El asunto es serio, pero a veces olvidamos
que todo en la vida es dual. Que al
tiempo que todos esos hechos negativos se están sucediendo, también hay
muchísimas personas que se están dedicando en cuerpo y alma a buscar
soluciones. Gracias precisamente a esa sensación de que, si no hacemos algo pronto,
el mundo tal como lo conocemos se nos agota, se está investigando en la
obtención de energías más limpias y en la obtención de biocombustibles, como
las microalgas, más respetuosos con el medio ambiente; se está utilizando la
inteligencia artificial para reproducir órganos biológicos en impresoras 3D
que, en un futuro no demasiado lejano, puedan acabar con la ceguera o la
sordera de muchas personas o evitar el rechazo de un trasplante o el tener que
medicarse de por vida con retrovirales. En nuestra geografía, podemos ver
amplios paisajes poblados de placas solares donde antes había campos de trigo o
de maíz y molinos de viento donde antes sólo había cerros escarpados. Sobre los peligros de los envases
de plástico, también podemos encontrar cada día noticias relacionadas con
maneras originales de reciclarlos, pudiendo acabar convertidos en ropa, en
objetos de artesanía, en nuevos envases o incluso en materiales de construcción
para edificar las casetas de los temporeros en algunas zonas de Andalucía.

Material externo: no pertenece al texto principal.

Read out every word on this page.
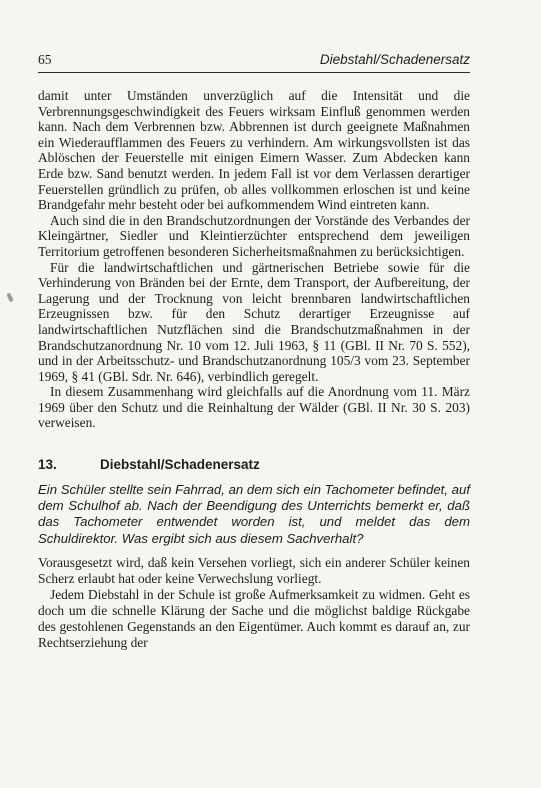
65	Diebstahl/Schadenersatz

damit unter Umständen unverzüglich auf die Intensität und die Verbrennungsgeschwindigkeit des Feuers wirksam Einfluß genommen werden kann. Nach dem Verbrennen bzw. Abbrennen ist durch geeignete Maßnahmen ein Wiederaufflammen des Feuers zu verhindern. Am wirkungsvollsten ist das Ablöschen der Feuerstelle mit einigen Eimern Wasser. Zum Abdecken kann Erde bzw. Sand benutzt werden. In jedem Fall ist vor dem Verlassen derartiger Feuerstellen gründlich zu prüfen, ob alles vollkommen erloschen ist und keine Brandgefahr mehr besteht oder bei aufkommendem Wind eintreten kann.

Auch sind die in den Brandschutzordnungen der Vorstände des Verbandes der Kleingärtner, Siedler und Kleintierzüchter entsprechend dem jeweiligen Territorium getroffenen besonderen Sicherheitsmaßnahmen zu berücksichtigen.

Für die landwirtschaftlichen und gärtnerischen Betriebe sowie für die Verhinderung von Bränden bei der Ernte, dem Transport, der Aufbereitung, der Lagerung und der Trocknung von leicht brennbaren landwirtschaftlichen Erzeugnissen bzw. für den Schutz derartiger Erzeugnisse auf landwirtschaftlichen Nutzflächen sind die Brandschutzmaßnahmen in der Brandschutzanordnung Nr. 10 vom 12. Juli 1963, § 11 (GBl. II Nr. 70 S. 552), und in der Arbeitsschutz- und Brandschutzanordnung 105/3 vom 23. September 1969, § 41 (GBl. Sdr. Nr. 646), verbindlich geregelt.

In diesem Zusammenhang wird gleichfalls auf die Anordnung vom 11. März 1969 über den Schutz und die Reinhaltung der Wälder (GBl. II Nr. 30 S. 203) verweisen.

13.	Diebstahl/Schadenersatz

Ein Schüler stellte sein Fahrrad, an dem sich ein Tachometer befindet, auf dem Schulhof ab. Nach der Beendigung des Unterrichts bemerkt er, daß das Tachometer entwendet worden ist, und meldet das dem Schuldirektor. Was ergibt sich aus diesem Sachverhalt?

Vorausgesetzt wird, daß kein Versehen vorliegt, sich ein anderer Schüler keinen Scherz erlaubt hat oder keine Verwechslung vorliegt.

Jedem Diebstahl in der Schule ist große Aufmerksamkeit zu widmen. Geht es doch um die schnelle Klärung der Sache und die möglichst baldige Rückgabe des gestohlenen Gegenstands an den Eigentümer. Auch kommt es darauf an, zur Rechtserziehung der
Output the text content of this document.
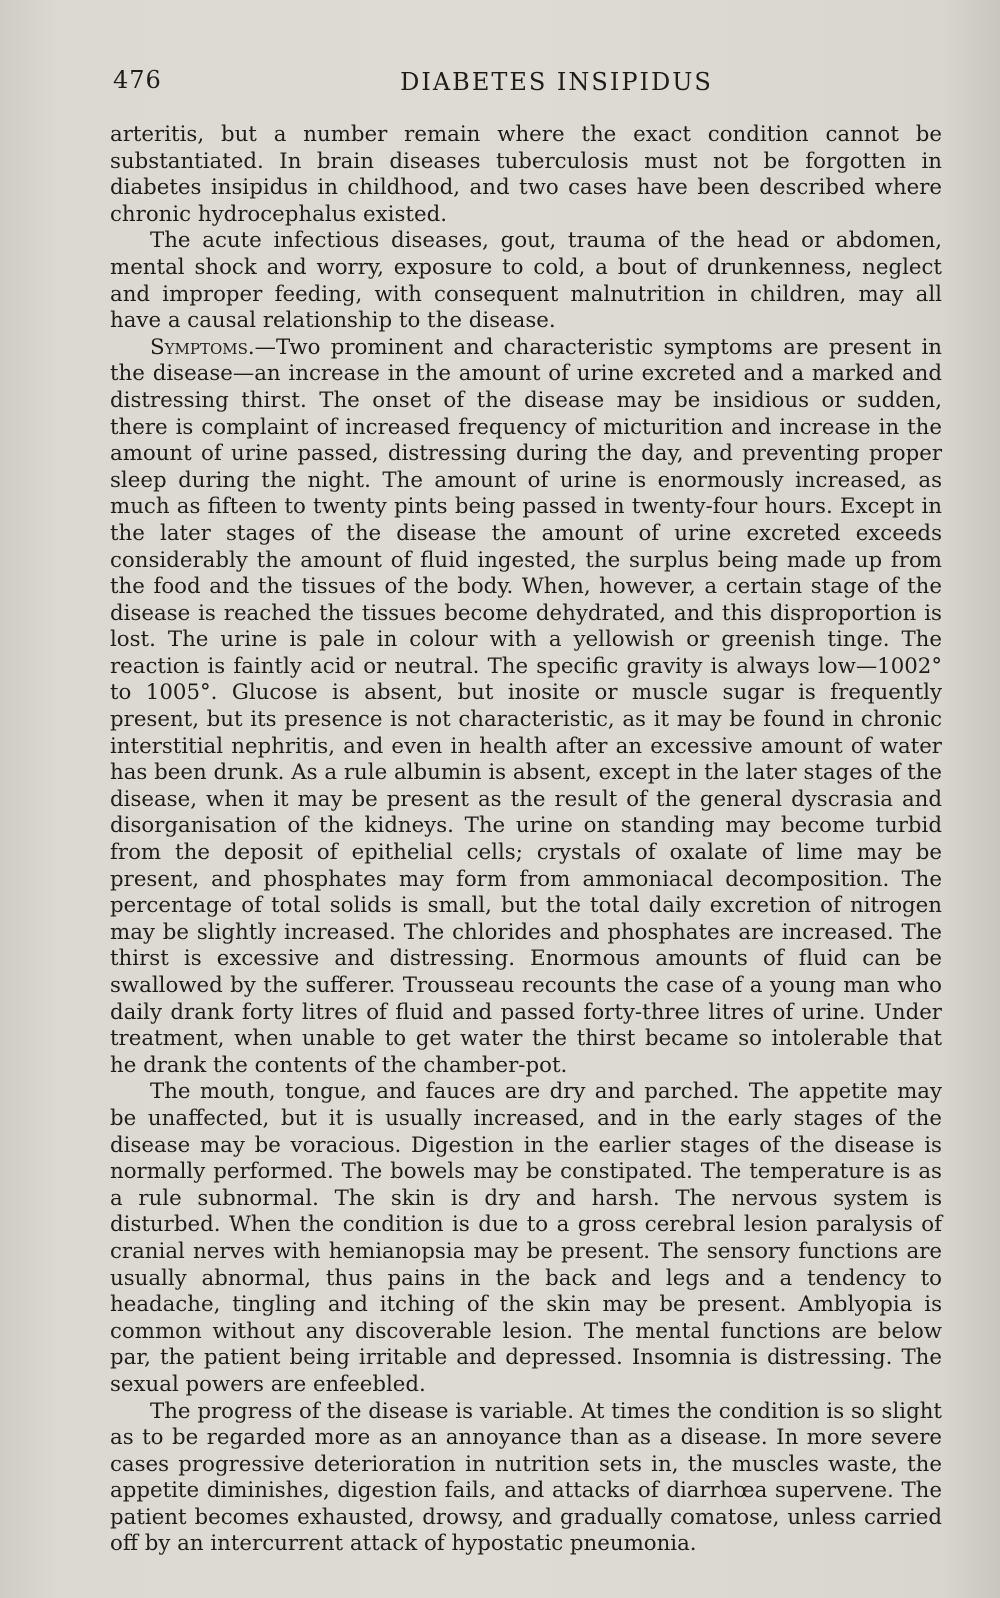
476	DIABETES INSIPIDUS

arteritis, but a number remain where the exact condition cannot be substantiated. In brain diseases tuberculosis must not be forgotten in diabetes insipidus in childhood, and two cases have been described where chronic hydrocephalus existed.

The acute infectious diseases, gout, trauma of the head or abdomen, mental shock and worry, exposure to cold, a bout of drunkenness, neglect and improper feeding, with consequent malnutrition in children, may all have a causal relationship to the disease.

Symptoms.—Two prominent and characteristic symptoms are present in the disease—an increase in the amount of urine excreted and a marked and distressing thirst. The onset of the disease may be insidious or sudden, there is complaint of increased frequency of micturition and increase in the amount of urine passed, distressing during the day, and preventing proper sleep during the night. The amount of urine is enormously increased, as much as fifteen to twenty pints being passed in twenty-four hours. Except in the later stages of the disease the amount of urine excreted exceeds considerably the amount of fluid ingested, the surplus being made up from the food and the tissues of the body. When, however, a certain stage of the disease is reached the tissues become dehydrated, and this disproportion is lost. The urine is pale in colour with a yellowish or greenish tinge. The reaction is faintly acid or neutral. The specific gravity is always low—1002° to 1005°. Glucose is absent, but inosite or muscle sugar is frequently present, but its presence is not characteristic, as it may be found in chronic interstitial nephritis, and even in health after an excessive amount of water has been drunk. As a rule albumin is absent, except in the later stages of the disease, when it may be present as the result of the general dyscrasia and disorganisation of the kidneys. The urine on standing may become turbid from the deposit of epithelial cells; crystals of oxalate of lime may be present, and phosphates may form from ammoniacal decomposition. The percentage of total solids is small, but the total daily excretion of nitrogen may be slightly increased. The chlorides and phosphates are increased. The thirst is excessive and distressing. Enormous amounts of fluid can be swallowed by the sufferer. Trousseau recounts the case of a young man who daily drank forty litres of fluid and passed forty-three litres of urine. Under treatment, when unable to get water the thirst became so intolerable that he drank the contents of the chamber-pot.

The mouth, tongue, and fauces are dry and parched. The appetite may be unaffected, but it is usually increased, and in the early stages of the disease may be voracious. Digestion in the earlier stages of the disease is normally performed. The bowels may be constipated. The temperature is as a rule subnormal. The skin is dry and harsh. The nervous system is disturbed. When the condition is due to a gross cerebral lesion paralysis of cranial nerves with hemianopsia may be present. The sensory functions are usually abnormal, thus pains in the back and legs and a tendency to headache, tingling and itching of the skin may be present. Amblyopia is common without any discoverable lesion. The mental functions are below par, the patient being irritable and depressed. Insomnia is distressing. The sexual powers are enfeebled.

The progress of the disease is variable. At times the condition is so slight as to be regarded more as an annoyance than as a disease. In more severe cases progressive deterioration in nutrition sets in, the muscles waste, the appetite diminishes, digestion fails, and attacks of diarrhœa supervene. The patient becomes exhausted, drowsy, and gradually comatose, unless carried off by an intercurrent attack of hypostatic pneumonia.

También cada vez son más las personas que
deciden dedicar parte de su tiempo libre a limpiar playas y zonas boscosas de envases de
plástico, microplásticos y restos de
cigarrillos. Esta es la otra cara del cambio climático: el cambio de conciencia que produce en mucha gente. Y eso es de lo más
positivo.
Los cambios siempre imponen cierto respeto,
pero esto no implica que todo en ellos tenga que ser negativo. A veces hemos de reiniciarnos, como
nuestros ya inseparables dispositivos electrónicos, para poder adaptarnos a una
nueva versión de nosotros mismos y reubicarnos en el mundo real.
Vivir es un ejercicio de continua adaptación
y, a veces, sentir que podemos perder lo que creemos tener asegurado, nos da la
fuerza necesaria para ponernos las pilas y hacer lo posible por mantenernos
donde estamos o para avanzar en nuevas direcciones que nos pueden reservar
realidades mucho mejores que la actual.